Są to przedstawiciele różnych krajów, biorących udział w różnych wojnach. Dominują uciekinierzy z Afganistanu, Iraku, Rwandy, Sudanu, Sierra Leone, Zimbabwe, Sri Lanki. Jest także 5 Niemców. Jeden z nich to Alexander Huryn. Był strażnikiem w obozie koncentracyjnym w Trawnikach podczas II Wojny Światowej. Zginęło tam tysiące ludzi. Służył także w specjalnym oddziale SS. Po upadku Hitlera zdołał przedostać się na Wyspy. Dziś mieszka w domu spokojnej starości w Fareham. Dwa lata temu odwiedzili go policjanci. Został przesłuchany i na tym się skończyło.

Innym jaskrawym przypadkiem jest Mohamed Salim. 27-latek mieszka w Birmingham, kibicuje klubowi West Bromwich Albion, pobiera tygodniowo 160 funtów zasiłków. Gdy jeszcze mieszkał w swojej ojczyźnie, w Sudanie brał udział w ludobójstwie i torturach podczas toczącej się tam kilka lat temu wojny domowej. Łamał ludziom szczęki za pomocą szczypiec. Znalazł jednak bezpieczny azyl w Zjednoczonym Królestwie i żyje wolno.

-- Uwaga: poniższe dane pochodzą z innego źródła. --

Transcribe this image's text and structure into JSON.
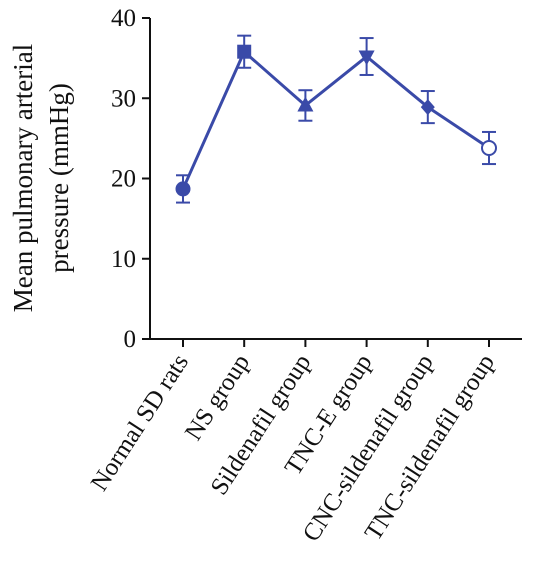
{
  "chart_data": {
    "type": "line",
    "title": "",
    "xlabel": "",
    "ylabel_lines": [
      "Mean pulmonary arterial",
      "pressure (mmHg)"
    ],
    "ylim": [
      0,
      40
    ],
    "yticks": [
      0,
      10,
      20,
      30,
      40
    ],
    "grid": false,
    "legend": "none",
    "categories": [
      "Normal SD rats",
      "NS group",
      "Sildenafil group",
      "TNC-E group",
      "CNC-sildenafil group",
      "TNC-sildenafil group"
    ],
    "series": [
      {
        "values": [
          18.7,
          35.8,
          29.1,
          35.2,
          28.9,
          23.8
        ],
        "errors": [
          1.7,
          2.0,
          1.9,
          2.3,
          2.0,
          2.0
        ],
        "markers": [
          "circle",
          "square",
          "triangle-up",
          "triangle-down",
          "diamond",
          "circle-open"
        ],
        "color": "#3a4aa8"
      }
    ]
  }
}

Sprawami zbrodniarzy wojennych powinien zajmować się specjalny oddział londyńskiej policji - SO15. Nie jest on jednak odpowiednio przystosowany i w obszarze jego zainteresowań leży głównie terroryzm. Efekt jest taki, że od 2006 roku przesłuchano jedynie 29 podejrzanych o ludobójstwo, czy tortury.

Michael McCann z Partii Pracy oraz przewodniczący Parlamentarnej Grupy do Spraw Zapobiegania Ludobójstwu i Zbrodniom Przeciwko Ludzkości uważa, że to, co się dzieje w tej materii jest niedopuszczalne. Nasz kraj nie może być azylem dla przestępców – mówi zdenerwowany. Jego zdaniem należy powołać niezależną jednostkę, która będzie zajmowała się tylko i wyłącznie takimi uciekinierami.